According to industry sources on July 16, GS Engineering & Construction has begun liquidation proceedings for Elements Europe, its UK-based modular subsidiary.
Elements was a key company at the heart of GS Engineering & Construction's modular business, which is a core new business area for the company. Modular construction is a building method in which most of the construction processes, such as the basic framework and electrical wiring, are completed in a factory, and the components are assembled on-site like Lego blocks. Elements supplied steel-frame modular homes in the UK, focusing mainly on mid- and high-rise buildings such as hotels, apartments, and dormitories.
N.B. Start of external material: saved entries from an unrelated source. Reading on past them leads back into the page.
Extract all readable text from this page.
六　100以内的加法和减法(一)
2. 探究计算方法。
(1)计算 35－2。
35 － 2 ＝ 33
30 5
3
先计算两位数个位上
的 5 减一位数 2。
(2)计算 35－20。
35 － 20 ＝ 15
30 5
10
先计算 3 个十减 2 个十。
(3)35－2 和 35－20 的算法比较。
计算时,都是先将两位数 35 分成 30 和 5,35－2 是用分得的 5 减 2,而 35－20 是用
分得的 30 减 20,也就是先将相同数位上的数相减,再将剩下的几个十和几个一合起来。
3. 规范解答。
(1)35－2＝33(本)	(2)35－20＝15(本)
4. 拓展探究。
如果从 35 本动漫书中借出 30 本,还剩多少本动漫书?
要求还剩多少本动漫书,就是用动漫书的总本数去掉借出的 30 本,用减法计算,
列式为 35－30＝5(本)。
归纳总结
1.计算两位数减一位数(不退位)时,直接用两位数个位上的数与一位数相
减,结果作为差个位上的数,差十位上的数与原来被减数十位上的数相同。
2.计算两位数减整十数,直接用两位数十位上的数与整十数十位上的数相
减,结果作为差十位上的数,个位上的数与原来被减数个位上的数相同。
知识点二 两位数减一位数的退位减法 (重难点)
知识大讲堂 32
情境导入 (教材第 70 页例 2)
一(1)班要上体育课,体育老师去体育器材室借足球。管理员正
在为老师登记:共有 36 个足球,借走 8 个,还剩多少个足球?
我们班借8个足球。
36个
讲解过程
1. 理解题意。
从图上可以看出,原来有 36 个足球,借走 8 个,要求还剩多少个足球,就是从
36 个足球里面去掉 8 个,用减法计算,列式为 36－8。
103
At the time of the acquisition, CEO Heo was serving as President of the New Business Division and personally traveled to the UK to attend the signing ceremony for the acquisition agreement. In January 2020, GS Engineering & Construction invested 34.2 billion KRW to acquire a 75% stake in Elements. The company aimed to target the European market, where demand for modular housing is high, by utilizing both Elements and its Polish subsidiary, Danwood S.A. This year, GS Engineering & Construction further strengthened its modular business by reorganizing and separating the organization under the New Business Division into a Prefab (prefabricated housing) division in the first quarter.
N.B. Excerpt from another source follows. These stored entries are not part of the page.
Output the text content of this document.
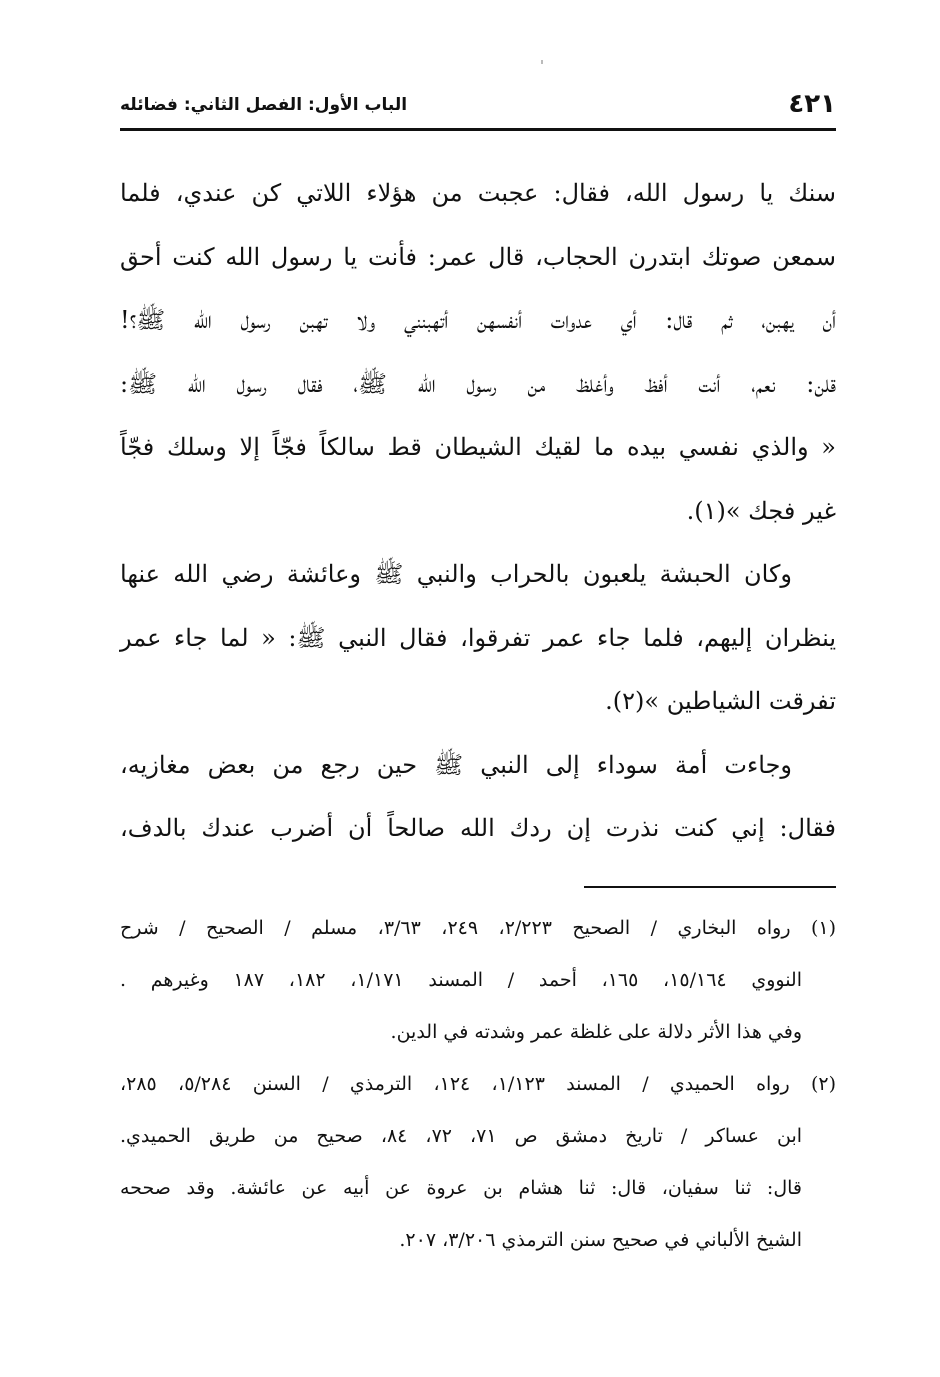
٤٢١
الباب الأول: الفصل الثاني: فضائله
سنك يا رسول الله، فقال: عجبت من هؤلاء اللاتي كن عندي، فلما
سمعن صوتك ابتدرن الحجاب، قال عمر: فأنت يا رسول الله كنت أحق
أن يهبن، ثم قال: أي عدوات أنفسهن أتهبنني ولا تهبن رسول الله ﷺ؟!
قلن: نعم، أنت أفظ وأغلظ من رسول الله ﷺ، فقال رسول الله ﷺ:
« والذي نفسي بيده ما لقيك الشيطان قط سالكاً فجّاً إلا وسلك فجّاً
غير فجك »(١).
وكان الحبشة يلعبون بالحراب والنبي ﷺ وعائشة رضي الله عنها
ينظران إليهم، فلما جاء عمر تفرقوا، فقال النبي ﷺ: « لما جاء عمر
تفرقت الشياطين »(٢).
وجاءت أمة سوداء إلى النبي ﷺ حين رجع من بعض مغازيه،
فقال: إني كنت نذرت إن ردك الله صالحاً أن أضرب عندك بالدف،
(١) رواه البخاري / الصحيح ٢/٢٢٣، ٢٤٩، ٣/٦٣، مسلم / الصحيح / شرح
النووي ١٥/١٦٤، ١٦٥، أحمد / المسند ١/١٧١، ١٨٢، ١٨٧ وغيرهم .
وفي هذا الأثر دلالة على غلظة عمر وشدته في الدين.
(٢) رواه الحميدي / المسند ١/١٢٣، ١٢٤، الترمذي / السنن ٥/٢٨٤، ٢٨٥،
ابن عساكر / تاريخ دمشق ص ٧١، ٧٢، ٨٤، صحيح من طريق الحميدي.
قال: ثنا سفيان، قال: ثنا هشام بن عروة عن أبيه عن عائشة. وقد صححه
الشيخ الألباني في صحيح سنن الترمذي ٣/٢٠٦، ٢٠٧.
However, Elements' performance plummeted after the acquisition. The challenges began the month after the deal was completed. The UK's decision to leave the European Union (Brexit) blocked the supply of foreign labor. In addition, the COVID-19 pandemic led to rising raw material and labor costs, further increasing the financial burden. While the company posted a net profit of 4 million KRW in the first year after the acquisition, it recorded net losses of 2 billion KRW in 2022 and 25.9 billion KRW in 2023. Last year, net losses surged to 44.6 billion KRW. In 2024, the company has already posted a net loss of 47.2 billion KRW in the first quarter alone.
As the scale of losses continued to grow, selling the subsidiary became increasingly difficult. GS Engineering & Construction decided to proceed with the liquidation of Elements, even if it meant incurring costs of approximately 100 billion KRW. Lee Taehwan, a researcher at Daishin Securities, predicted, "Despite generating sales of around 50 billion KRW in Vietnam, the New Business Division is expected to record a deficit, as the costs related to the liquidation of Elements will be included in operating expenses."
Despite this liquidation, GS Engineering & Construction remains committed to expanding its modular business. A company representative stated, "We plan to continuously expand our influence in both the domestic and overseas modular markets, leveraging the technology and experience gained from operating Elements. The construction industry is one of the sectors most affected by demographic decline and climate change. Prefabricated construction is a future-oriented solution that can help overcome these challenges, and we will continue to pursue this business going forward."